Mornings are dedicated to his prolific writing career while afternoons are concentrated upon a hugely successful on-line second-hand book business. Added to that, he is also gun editor of the Countryman's Weekly, and manages to submit five articles per week. Of course, when you consider that he once wrote a book in 24 hours - in response to a challenge laid down by fellow author Lionel Fanthorpe - there's no question about his stamina. "Writing is always the priority," explains Guy, who has received enthusiastic requests for a sequel to The Knighton Vampires from shoppers he bumps into around the town.

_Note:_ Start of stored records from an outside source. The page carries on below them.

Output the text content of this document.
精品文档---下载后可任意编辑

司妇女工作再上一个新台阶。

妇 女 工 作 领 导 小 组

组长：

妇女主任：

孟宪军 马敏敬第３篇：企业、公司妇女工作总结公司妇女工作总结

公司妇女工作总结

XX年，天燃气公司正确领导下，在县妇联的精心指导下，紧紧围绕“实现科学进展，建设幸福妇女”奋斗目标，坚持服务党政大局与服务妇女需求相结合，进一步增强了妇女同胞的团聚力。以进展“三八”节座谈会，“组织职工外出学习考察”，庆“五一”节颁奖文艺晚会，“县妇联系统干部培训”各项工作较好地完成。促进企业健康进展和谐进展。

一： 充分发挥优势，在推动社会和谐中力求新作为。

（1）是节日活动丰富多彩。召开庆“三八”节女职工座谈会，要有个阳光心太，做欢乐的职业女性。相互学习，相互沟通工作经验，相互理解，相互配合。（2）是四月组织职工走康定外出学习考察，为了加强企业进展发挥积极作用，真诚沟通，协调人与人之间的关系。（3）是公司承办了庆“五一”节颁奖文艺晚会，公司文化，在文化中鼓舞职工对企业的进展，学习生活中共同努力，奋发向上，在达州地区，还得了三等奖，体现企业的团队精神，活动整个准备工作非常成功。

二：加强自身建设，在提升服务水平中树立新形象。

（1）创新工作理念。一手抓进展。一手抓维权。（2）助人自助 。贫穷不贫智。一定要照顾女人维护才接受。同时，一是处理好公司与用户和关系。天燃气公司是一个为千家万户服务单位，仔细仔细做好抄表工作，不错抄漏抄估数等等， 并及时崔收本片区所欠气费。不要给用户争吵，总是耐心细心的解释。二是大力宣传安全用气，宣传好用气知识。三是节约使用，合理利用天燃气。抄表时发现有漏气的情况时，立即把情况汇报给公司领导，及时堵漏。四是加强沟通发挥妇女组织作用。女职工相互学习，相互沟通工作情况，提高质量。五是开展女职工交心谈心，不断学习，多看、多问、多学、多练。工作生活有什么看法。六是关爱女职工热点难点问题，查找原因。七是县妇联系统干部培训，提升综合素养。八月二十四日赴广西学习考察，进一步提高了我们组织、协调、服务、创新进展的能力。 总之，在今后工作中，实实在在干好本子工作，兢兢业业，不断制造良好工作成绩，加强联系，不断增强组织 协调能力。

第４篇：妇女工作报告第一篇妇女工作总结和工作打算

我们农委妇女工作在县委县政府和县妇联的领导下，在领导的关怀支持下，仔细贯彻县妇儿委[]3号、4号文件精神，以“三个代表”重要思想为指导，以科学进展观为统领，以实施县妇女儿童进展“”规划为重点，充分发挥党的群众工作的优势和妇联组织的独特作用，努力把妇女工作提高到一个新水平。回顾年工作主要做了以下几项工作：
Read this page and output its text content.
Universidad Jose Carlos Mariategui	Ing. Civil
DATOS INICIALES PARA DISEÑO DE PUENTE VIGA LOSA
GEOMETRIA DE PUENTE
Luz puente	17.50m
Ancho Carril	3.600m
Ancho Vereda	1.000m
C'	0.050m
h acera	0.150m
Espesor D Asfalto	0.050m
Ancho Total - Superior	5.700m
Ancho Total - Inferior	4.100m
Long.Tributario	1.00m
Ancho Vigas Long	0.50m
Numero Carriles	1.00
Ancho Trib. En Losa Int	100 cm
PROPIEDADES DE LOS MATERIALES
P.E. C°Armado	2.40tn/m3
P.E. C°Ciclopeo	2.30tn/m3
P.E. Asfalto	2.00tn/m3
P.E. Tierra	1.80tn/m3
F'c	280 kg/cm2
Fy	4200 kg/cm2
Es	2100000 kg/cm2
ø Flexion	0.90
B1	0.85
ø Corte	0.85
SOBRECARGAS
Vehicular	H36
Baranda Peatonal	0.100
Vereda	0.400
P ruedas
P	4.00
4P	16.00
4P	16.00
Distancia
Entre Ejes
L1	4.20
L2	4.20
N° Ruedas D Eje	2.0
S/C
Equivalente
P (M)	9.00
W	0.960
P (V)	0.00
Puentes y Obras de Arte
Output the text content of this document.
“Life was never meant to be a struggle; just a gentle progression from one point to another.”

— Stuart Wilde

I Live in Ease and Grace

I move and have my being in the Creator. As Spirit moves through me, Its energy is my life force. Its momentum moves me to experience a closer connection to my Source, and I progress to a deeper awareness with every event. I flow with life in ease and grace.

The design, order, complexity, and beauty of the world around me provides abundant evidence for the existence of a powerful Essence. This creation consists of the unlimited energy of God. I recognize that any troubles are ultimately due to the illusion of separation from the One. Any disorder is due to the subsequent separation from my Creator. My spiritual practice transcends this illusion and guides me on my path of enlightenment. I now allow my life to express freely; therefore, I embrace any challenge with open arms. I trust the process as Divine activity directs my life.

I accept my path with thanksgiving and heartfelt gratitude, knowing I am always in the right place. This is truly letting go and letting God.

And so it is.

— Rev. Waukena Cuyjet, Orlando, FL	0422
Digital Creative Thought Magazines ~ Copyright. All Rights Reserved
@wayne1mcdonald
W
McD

The Cadavers is not a sequel, though the author has turned to the market town once more for an entirely new story of fear, mystery and horror. "The reason I've chosen Knighton again is that I know it, and of course location important."
He adds: " If you choose places further away you have to do a lot of research to get it right, ad after the success of The Knighton Vampires it seemed a sensible thing." This is a spine-chilling tale from a master of horror: '... In the small Welsh town of Knighton, a group of children, dressed for Hallowe'en, gather outside the shabby house of the most feared and despised resident, Edward Kroll.
'With Sunken eyes and thin, bloodless lips in a cadaverous face Kroll is a frightening and mysterious figure.
'After one of the trick-or-treating children is killed in a freak accident, Kroll disappears. It seems that he may have died in his bed. But Kroll's vengeful spirit haunts the town from beyond the grave.
'When a figure closely resembling him returns to the town, dressed in the familiar overcoat and trilby, the inhabitants start to question what, if anything, lies in that churchyard burial place. . ."
Fan Club
And now read on. . . as countless readers have when Guy N. Smith puts pen to paper.
He has written no fewer than 110 novels, including Werewolf by Midnight, Night of the Crabs, The Slime Beast, The Sucking Pit and Snakes, and has an active fan club which holds yearly conventions. On top of all that, Guy's website averages no fewer than 35,000 hits per month.
His latest success began as a short story which spawned a novel, and is loosely based on a strange character who once plagued the lives of Guy and his wife, Jean, herself a familiar figure through her involvement with the Teme Spirit's theatrical group in Knighton. "This chap used to come to stay, and was a real eccentric," says Guy. "He was really creep, and used to stay up all night browsing the books. He would appear at the top of the stairs in his nightshirt, and he used to say he needed to 're-position' himself about the house.
"He did give me nightmares - the cadaver's face, the trilby, the sunken eyes, so it was from him that I got this germ of an idea."
Guy has been compared with James Herbert, Stephen King, more recently put on a par with Dean Koontz as well, and in his busy working life he does give 100 per cent.
As part of his work, he undertook a course in private detection, and emerged with first-class honours - "purely to see if I could do it" - and he embarked wholeheartedly into the business of organic farming. His knowledge of the country and rural pursuits such as shooting and fishing have been transferred on to the page in a series of books, and of course, through his contributions to Countryman's Weekly.
With Hallowe'en fast approaching, those who are brave enough to delve into the pages of The Cadaver will see that Guy N. Smith has fully applied his skills as a master of suspense. Once again he has produced a 'knuckle-blending of thriller and horror genres'.